第一話の悪徳リフォーム会社社長の逮捕をみて、今はやりの「ブラック企業叩き」ドラマと捉えた人もいるだろう。また、不正を許さず一端決めたら停まらないダン
ダリン=段田凜に感化され、次第にダンダ化する西東京労基署の面々をみて、「公務員改造」ドラマと感じた人もいるだろう。
前の部署で「何かやらかして急に飛ばされた」凜と関係者の命運を描いたミステリーという見方もある。最初に出てくる西東京労基署員の「遺品の整理」(最後に衝撃の事実がわかる) が、「謎」を深める。
このドラマの制作陣が偉かったのは、凜を徹底的にブラックに、言い換えると「毒を制するには毒を使う」ような描写にはしなかったこと。凜は決してスーパーウーマンではなく、どこか心に傷をもっている。しかし、早くから知らされているのは視聴者のみ。

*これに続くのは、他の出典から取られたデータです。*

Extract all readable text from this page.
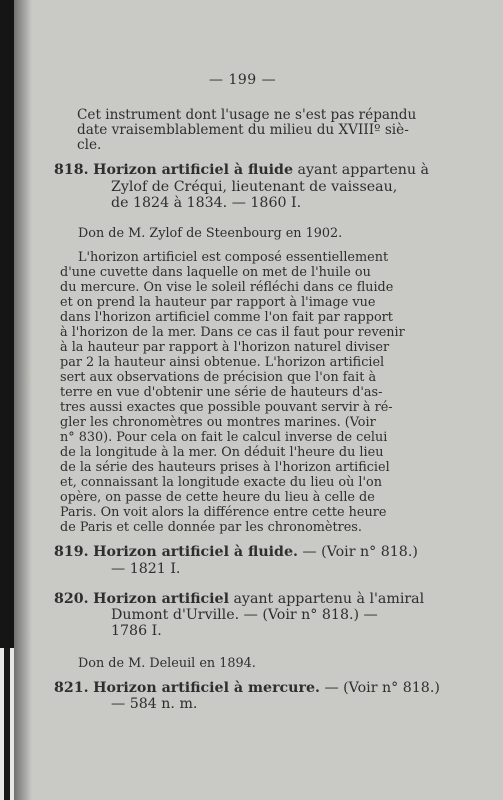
— 199 —
Cet instrument dont l'usage ne s'est pas répandu
date vraisemblablement du milieu du XVIIIº siè-
cle.
818. Horizon artificiel à fluide ayant appartenu à
Zylof de Créqui, lieutenant de vaisseau,
de 1824 à 1834. — 1860 I.
Don de M. Zylof de Steenbourg en 1902.
L'horizon artificiel est composé essentiellement
d'une cuvette dans laquelle on met de l'huile ou
du mercure. On vise le soleil réfléchi dans ce fluide
et on prend la hauteur par rapport à l'image vue
dans l'horizon artificiel comme l'on fait par rapport
à l'horizon de la mer. Dans ce cas il faut pour revenir
à la hauteur par rapport à l'horizon naturel diviser
par 2 la hauteur ainsi obtenue. L'horizon artificiel
sert aux observations de précision que l'on fait à
terre en vue d'obtenir une série de hauteurs d'as-
tres aussi exactes que possible pouvant servir à ré-
gler les chronomètres ou montres marines. (Voir
n° 830). Pour cela on fait le calcul inverse de celui
de la longitude à la mer. On déduit l'heure du lieu
de la série des hauteurs prises à l'horizon artificiel
et, connaissant la longitude exacte du lieu où l'on
opère, on passe de cette heure du lieu à celle de
Paris. On voit alors la différence entre cette heure
de Paris et celle donnée par les chronomètres.
819. Horizon artificiel à fluide. — (Voir n° 818.)
— 1821 I.
820. Horizon artificiel ayant appartenu à l'amiral
Dumont d'Urville. — (Voir n° 818.) —
1786 I.
Don de M. Deleuil en 1894.
821. Horizon artificiel à mercure. — (Voir n° 818.)
— 584 n. m.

凜の命運、凜の過去とのしがらみを縦糸に、一話完結のエピソードを横糸に、ドラマは突き進む。一見完璧だが実は挫折に弱い「指導係」の南三条、最初は凜を毛嫌いするが、しだいにダンダ化する土手山課長の変化の描き方も巧い。だめだめ公務員の代表格、真鍋所長も意外な一面をみせる。
第一話だけみて、あまりにお馬鹿な描写にチャンネルを変えた人も多いと思う。最後までみればこのドラマの値打ちがわかる。